14:18 PM, 24th June 2017
About A year ago

Can't add much to previous posts - it's now up to you how you proceed, but I have overcome most of the damp, damage and nuisance problems and moving forward this may be of interest to you. I set my rent at the max rent the area bears, then offer a separate agreement to give a month by month rent refund of 10% if they agree to monthly inspections and to put right all issues raised by the following month's inspection. I give them a copy of the the tickbox style checklist I use in advance of signing the agreement so they can see & accept the areas checked & I also supply a de-humidifier for each property & make it clear in the agreement that if it's not used & I see any damp or the windows are running with water, they will not receive the 10% refund. I accept it's extra work & I get a lower rent but the long term savings have worked very much in my favour as I now have dryer and less damaged properties. The quick tickbox monthly inspections reduce the risk of hot-wiring or moving other people in etc. It also lets me see any landlord issues like leaks etc., before they become an issue. It works for me with only a few nearby properties but would possibly be too burdensome if you have loads or they are widely spread, although maybe your agents could step up to the mark and actually earn their fee? Do you inspections at all? How have you missed the meter being hot wired over 4 years? I think maybe you need to get a few things in order before your next let........

Adam Withford

16:35 PM, 24th June 2017
About A year ago

Reply to the comment left by "r01 " at "24/06/2017 - 14:18":

Hi r01,

My troubles have been not to have enough time, I'm not a fulltime landlord as yet, and when the rent appears as it should without fail and there are generally no issues you think you are on a winner.

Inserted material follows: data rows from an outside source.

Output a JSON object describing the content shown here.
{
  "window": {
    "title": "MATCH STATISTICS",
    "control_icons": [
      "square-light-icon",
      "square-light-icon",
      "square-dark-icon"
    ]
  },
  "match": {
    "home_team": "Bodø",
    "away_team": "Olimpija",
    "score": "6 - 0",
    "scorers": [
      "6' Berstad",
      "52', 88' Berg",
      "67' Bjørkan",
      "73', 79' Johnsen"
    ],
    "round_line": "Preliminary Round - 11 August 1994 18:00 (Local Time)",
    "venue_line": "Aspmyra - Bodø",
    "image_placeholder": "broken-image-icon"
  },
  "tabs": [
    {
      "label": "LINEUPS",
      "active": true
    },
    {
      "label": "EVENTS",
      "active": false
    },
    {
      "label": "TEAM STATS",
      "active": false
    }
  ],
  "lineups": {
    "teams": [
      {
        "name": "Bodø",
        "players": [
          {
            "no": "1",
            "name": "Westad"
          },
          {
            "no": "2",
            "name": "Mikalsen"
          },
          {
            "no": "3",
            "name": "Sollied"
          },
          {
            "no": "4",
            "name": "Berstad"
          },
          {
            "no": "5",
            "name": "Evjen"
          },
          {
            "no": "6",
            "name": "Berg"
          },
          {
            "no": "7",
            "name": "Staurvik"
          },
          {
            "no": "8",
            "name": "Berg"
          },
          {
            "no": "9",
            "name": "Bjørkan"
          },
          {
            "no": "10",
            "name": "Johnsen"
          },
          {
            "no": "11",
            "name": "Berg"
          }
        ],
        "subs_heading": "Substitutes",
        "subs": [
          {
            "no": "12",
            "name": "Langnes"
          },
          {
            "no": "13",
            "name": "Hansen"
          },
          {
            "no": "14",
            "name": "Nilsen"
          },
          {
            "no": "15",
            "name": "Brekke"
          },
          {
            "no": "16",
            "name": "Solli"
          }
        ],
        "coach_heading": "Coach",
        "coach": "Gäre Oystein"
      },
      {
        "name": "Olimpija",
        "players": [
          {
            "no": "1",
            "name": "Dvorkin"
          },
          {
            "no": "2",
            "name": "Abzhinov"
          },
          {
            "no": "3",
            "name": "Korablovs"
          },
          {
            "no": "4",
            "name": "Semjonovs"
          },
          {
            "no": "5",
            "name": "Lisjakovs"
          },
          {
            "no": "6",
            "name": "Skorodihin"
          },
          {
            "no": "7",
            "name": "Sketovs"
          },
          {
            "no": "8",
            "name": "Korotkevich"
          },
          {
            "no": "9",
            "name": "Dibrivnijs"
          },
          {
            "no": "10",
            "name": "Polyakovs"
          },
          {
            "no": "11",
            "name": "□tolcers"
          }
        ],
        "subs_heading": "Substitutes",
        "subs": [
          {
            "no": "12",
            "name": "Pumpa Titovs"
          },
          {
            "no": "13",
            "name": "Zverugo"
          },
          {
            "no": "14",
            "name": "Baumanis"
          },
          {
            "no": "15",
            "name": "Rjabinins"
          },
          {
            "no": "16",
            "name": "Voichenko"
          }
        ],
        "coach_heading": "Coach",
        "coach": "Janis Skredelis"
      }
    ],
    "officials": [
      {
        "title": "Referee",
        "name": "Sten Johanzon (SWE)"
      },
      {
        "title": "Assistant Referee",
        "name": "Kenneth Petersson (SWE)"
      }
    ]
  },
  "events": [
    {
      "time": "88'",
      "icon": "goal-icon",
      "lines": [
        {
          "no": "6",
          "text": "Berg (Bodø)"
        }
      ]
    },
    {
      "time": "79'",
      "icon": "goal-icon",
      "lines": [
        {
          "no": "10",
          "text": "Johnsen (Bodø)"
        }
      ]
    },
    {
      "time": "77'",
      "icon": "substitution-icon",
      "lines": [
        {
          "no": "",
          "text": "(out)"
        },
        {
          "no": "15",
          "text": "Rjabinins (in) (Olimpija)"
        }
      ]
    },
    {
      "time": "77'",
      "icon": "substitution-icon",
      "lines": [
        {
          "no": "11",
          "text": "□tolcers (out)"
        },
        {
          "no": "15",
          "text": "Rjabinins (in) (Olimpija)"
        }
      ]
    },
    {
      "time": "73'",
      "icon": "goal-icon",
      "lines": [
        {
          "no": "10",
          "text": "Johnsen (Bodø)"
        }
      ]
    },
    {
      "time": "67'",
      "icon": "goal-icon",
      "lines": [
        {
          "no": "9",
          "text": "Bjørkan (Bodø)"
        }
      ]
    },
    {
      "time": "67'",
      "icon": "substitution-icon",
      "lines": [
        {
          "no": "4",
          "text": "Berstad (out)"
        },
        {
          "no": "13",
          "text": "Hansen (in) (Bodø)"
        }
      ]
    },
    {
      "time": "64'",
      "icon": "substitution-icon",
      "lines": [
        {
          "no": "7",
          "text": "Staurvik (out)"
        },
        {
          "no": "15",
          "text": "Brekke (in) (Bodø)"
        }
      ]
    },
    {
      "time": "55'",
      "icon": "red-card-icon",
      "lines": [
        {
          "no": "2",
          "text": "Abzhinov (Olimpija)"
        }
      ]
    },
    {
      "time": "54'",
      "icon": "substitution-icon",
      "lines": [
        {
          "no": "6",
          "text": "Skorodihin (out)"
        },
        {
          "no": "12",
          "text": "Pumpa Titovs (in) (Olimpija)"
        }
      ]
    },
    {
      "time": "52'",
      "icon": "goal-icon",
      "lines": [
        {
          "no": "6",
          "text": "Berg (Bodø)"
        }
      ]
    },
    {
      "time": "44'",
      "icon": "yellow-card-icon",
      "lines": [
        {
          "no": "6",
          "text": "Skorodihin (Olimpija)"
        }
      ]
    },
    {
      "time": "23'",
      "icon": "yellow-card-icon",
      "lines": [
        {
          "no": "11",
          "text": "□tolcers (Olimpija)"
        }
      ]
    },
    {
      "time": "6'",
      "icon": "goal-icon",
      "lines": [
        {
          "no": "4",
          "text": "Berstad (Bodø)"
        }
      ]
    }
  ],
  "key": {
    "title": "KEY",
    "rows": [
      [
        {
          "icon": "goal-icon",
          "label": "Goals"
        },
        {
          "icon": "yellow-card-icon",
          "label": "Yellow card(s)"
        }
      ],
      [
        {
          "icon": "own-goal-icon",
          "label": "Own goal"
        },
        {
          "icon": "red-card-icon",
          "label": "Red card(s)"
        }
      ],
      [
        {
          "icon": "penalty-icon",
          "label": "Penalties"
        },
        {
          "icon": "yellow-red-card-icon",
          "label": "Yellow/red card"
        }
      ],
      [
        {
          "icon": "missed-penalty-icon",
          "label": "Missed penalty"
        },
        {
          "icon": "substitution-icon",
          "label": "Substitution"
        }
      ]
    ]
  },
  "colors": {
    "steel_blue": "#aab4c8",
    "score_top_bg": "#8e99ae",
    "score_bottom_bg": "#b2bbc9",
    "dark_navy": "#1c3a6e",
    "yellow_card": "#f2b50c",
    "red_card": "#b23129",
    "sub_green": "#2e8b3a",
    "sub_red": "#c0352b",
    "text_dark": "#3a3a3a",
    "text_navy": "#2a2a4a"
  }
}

But why would anyone open a CU case to look for tampered wiring anyway? It's not noticeable from the exterior. It's not till you've been bitten that you generally become more aware.

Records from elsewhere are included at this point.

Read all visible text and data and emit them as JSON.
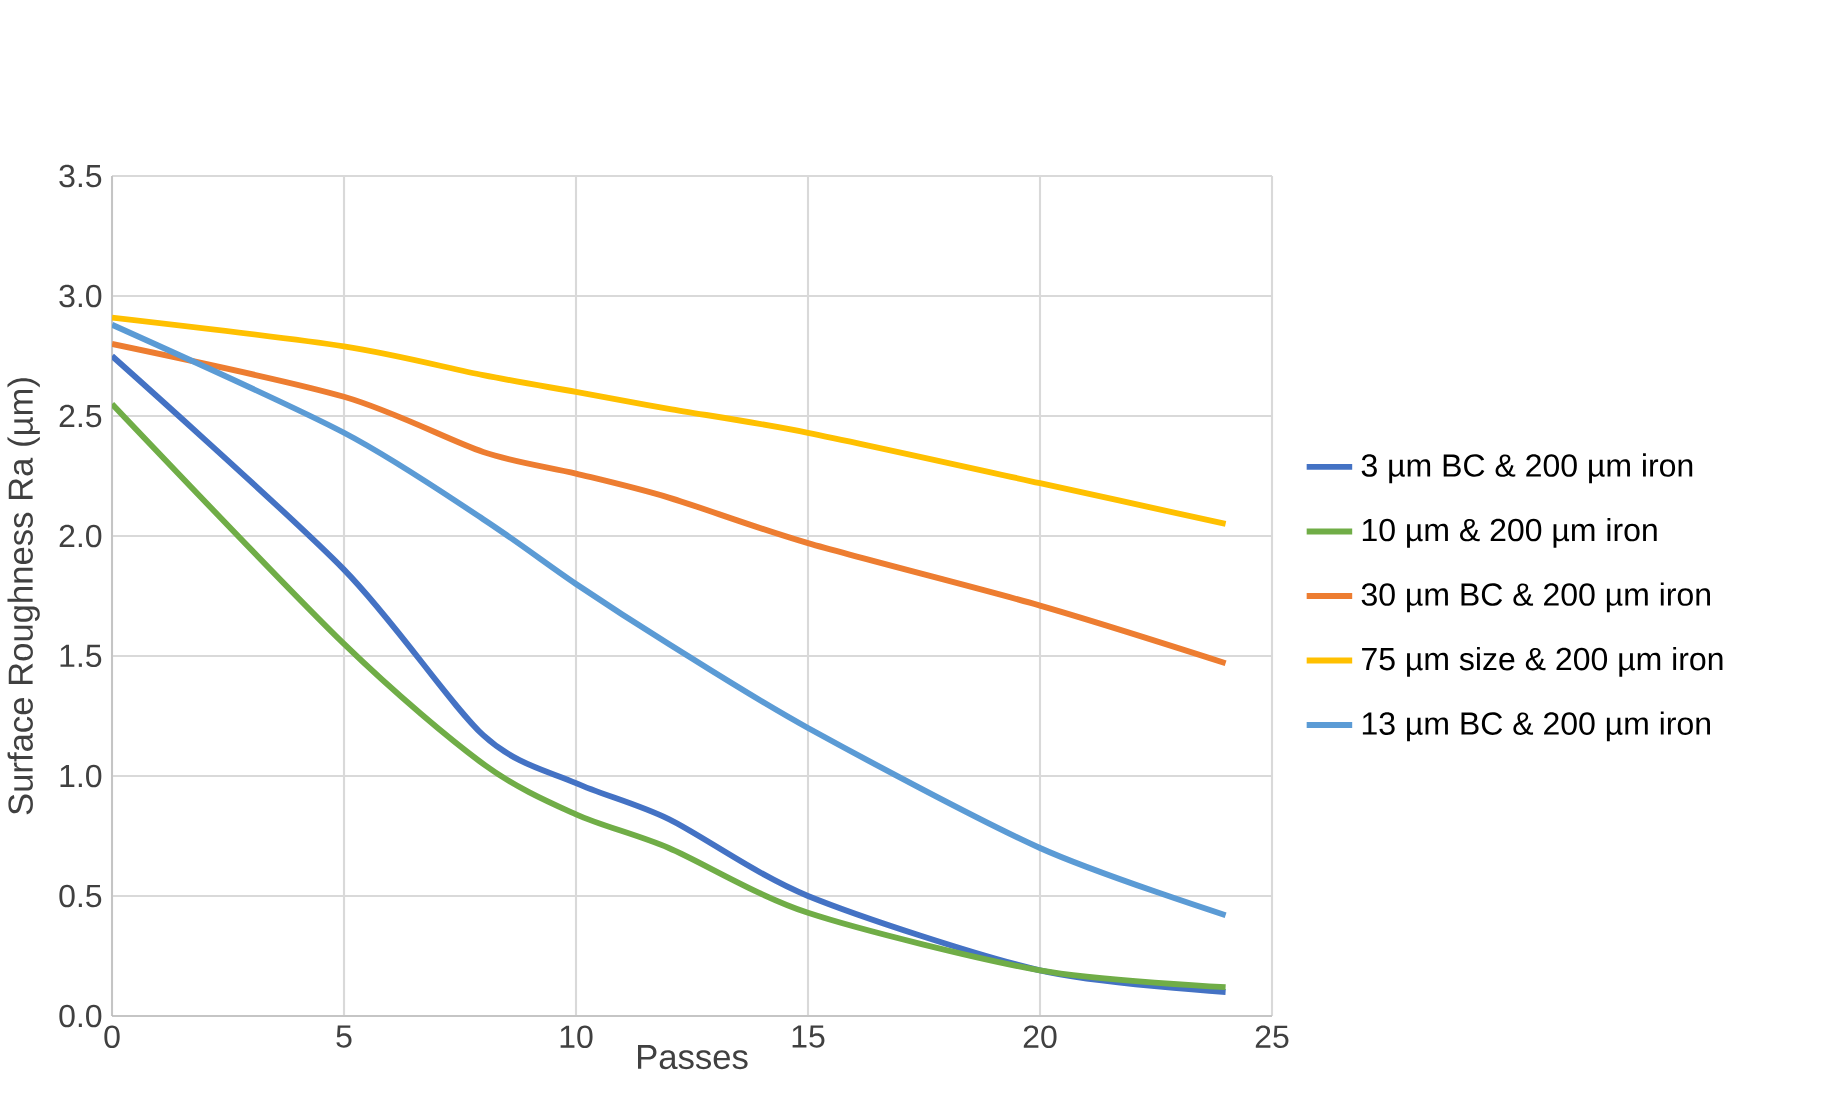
{
  "chart_data": {
    "type": "line",
    "xlabel": "Passes",
    "ylabel": "Surface Roughness  Ra (µm)",
    "xlim": [
      0,
      25
    ],
    "xticks": [
      0,
      5,
      10,
      15,
      20,
      25
    ],
    "ylim": [
      0,
      3.5
    ],
    "yticks": [
      {
        "value": 0,
        "label": "0.0"
      },
      {
        "value": 0.5,
        "label": "0.5"
      },
      {
        "value": 1,
        "label": "1.0"
      },
      {
        "value": 1.5,
        "label": "1.5"
      },
      {
        "value": 2,
        "label": "2.0"
      },
      {
        "value": 2.5,
        "label": "2.5"
      },
      {
        "value": 3,
        "label": "3.0"
      },
      {
        "value": 3.5,
        "label": "3.5"
      }
    ],
    "grid": true,
    "legend": "right",
    "marker": "none",
    "line_style": "solid",
    "x": [
      0,
      5,
      8,
      10,
      12,
      15,
      20,
      24
    ],
    "series": [
      {
        "name": "3 µm BC & 200 µm iron",
        "color": "#4472c4",
        "values": [
          2.75,
          1.86,
          1.17,
          0.97,
          0.82,
          0.5,
          0.19,
          0.1
        ]
      },
      {
        "name": "10 µm & 200 µm iron",
        "color": "#70ad47",
        "values": [
          2.55,
          1.55,
          1.05,
          0.84,
          0.7,
          0.43,
          0.19,
          0.12
        ]
      },
      {
        "name": "30 µm BC & 200 µm iron",
        "color": "#ed7d31",
        "values": [
          2.8,
          2.58,
          2.35,
          2.26,
          2.16,
          1.97,
          1.71,
          1.47
        ]
      },
      {
        "name": "75 µm size & 200 µm iron",
        "color": "#ffc000",
        "values": [
          2.91,
          2.79,
          2.67,
          2.6,
          2.53,
          2.43,
          2.22,
          2.05
        ]
      },
      {
        "name": "13 µm BC & 200 µm iron",
        "color": "#5b9bd5",
        "values": [
          2.88,
          2.43,
          2.07,
          1.8,
          1.55,
          1.2,
          0.7,
          0.42
        ]
      }
    ]
  }
}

Your method sounds good, but as a tenant I wouldn't take on a property with that deal just because of the regular intrusion.

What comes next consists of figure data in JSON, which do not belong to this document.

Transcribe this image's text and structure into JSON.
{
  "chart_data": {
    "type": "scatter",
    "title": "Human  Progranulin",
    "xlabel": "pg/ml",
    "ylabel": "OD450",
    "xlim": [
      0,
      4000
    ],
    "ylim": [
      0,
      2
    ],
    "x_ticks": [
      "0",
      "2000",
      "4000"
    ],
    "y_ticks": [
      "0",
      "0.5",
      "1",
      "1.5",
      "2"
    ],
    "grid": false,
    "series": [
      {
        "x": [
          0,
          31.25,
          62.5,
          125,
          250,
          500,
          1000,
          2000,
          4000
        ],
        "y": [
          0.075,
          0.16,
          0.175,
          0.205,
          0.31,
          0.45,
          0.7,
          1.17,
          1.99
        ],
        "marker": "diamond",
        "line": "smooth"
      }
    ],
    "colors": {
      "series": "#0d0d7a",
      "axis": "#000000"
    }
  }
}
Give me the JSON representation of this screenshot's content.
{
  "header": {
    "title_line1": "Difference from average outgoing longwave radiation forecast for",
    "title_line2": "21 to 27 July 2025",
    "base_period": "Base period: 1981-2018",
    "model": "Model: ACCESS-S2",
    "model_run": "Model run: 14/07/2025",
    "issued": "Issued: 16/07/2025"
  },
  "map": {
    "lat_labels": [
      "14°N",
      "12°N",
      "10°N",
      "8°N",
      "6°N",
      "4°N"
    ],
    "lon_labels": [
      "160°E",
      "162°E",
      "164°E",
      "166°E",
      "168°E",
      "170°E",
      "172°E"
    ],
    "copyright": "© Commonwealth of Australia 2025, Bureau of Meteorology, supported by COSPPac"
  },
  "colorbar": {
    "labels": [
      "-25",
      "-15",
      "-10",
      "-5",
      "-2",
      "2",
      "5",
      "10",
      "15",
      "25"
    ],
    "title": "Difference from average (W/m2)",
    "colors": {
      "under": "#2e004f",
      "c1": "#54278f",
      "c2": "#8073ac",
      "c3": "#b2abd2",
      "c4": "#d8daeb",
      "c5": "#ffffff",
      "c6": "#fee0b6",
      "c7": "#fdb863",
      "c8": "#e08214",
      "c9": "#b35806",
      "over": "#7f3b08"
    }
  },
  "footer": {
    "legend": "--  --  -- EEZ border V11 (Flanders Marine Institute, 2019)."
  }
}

We are waiting for confirmation from the utility suppier that they have their case in order before making the next move.

Thanks

r01

21:55 PM, 24th June 2017
About A year ago

I understand your point about intrusion and I have had prospective tenants say exactly that, to which I simply reply it's an offer, not a condition & if you are happy paying 10% more than you need to that's fine. Every single person has thought it over for about a milli-second & backtracked. In my neck of the woods that 10% is a minimum of £1,200 per annum and not to be sneezed at. After all, it is simply paying them to do what they are obliged to do in their contract.
The "intrusion" is minimal, taking just a few mins as it is simply a walk through, ticking boxes unless an obvious issue needs attention.
It works fantastically for me & the type of tenant I prefer to take. Of course all landlords must do what sits with their ethos.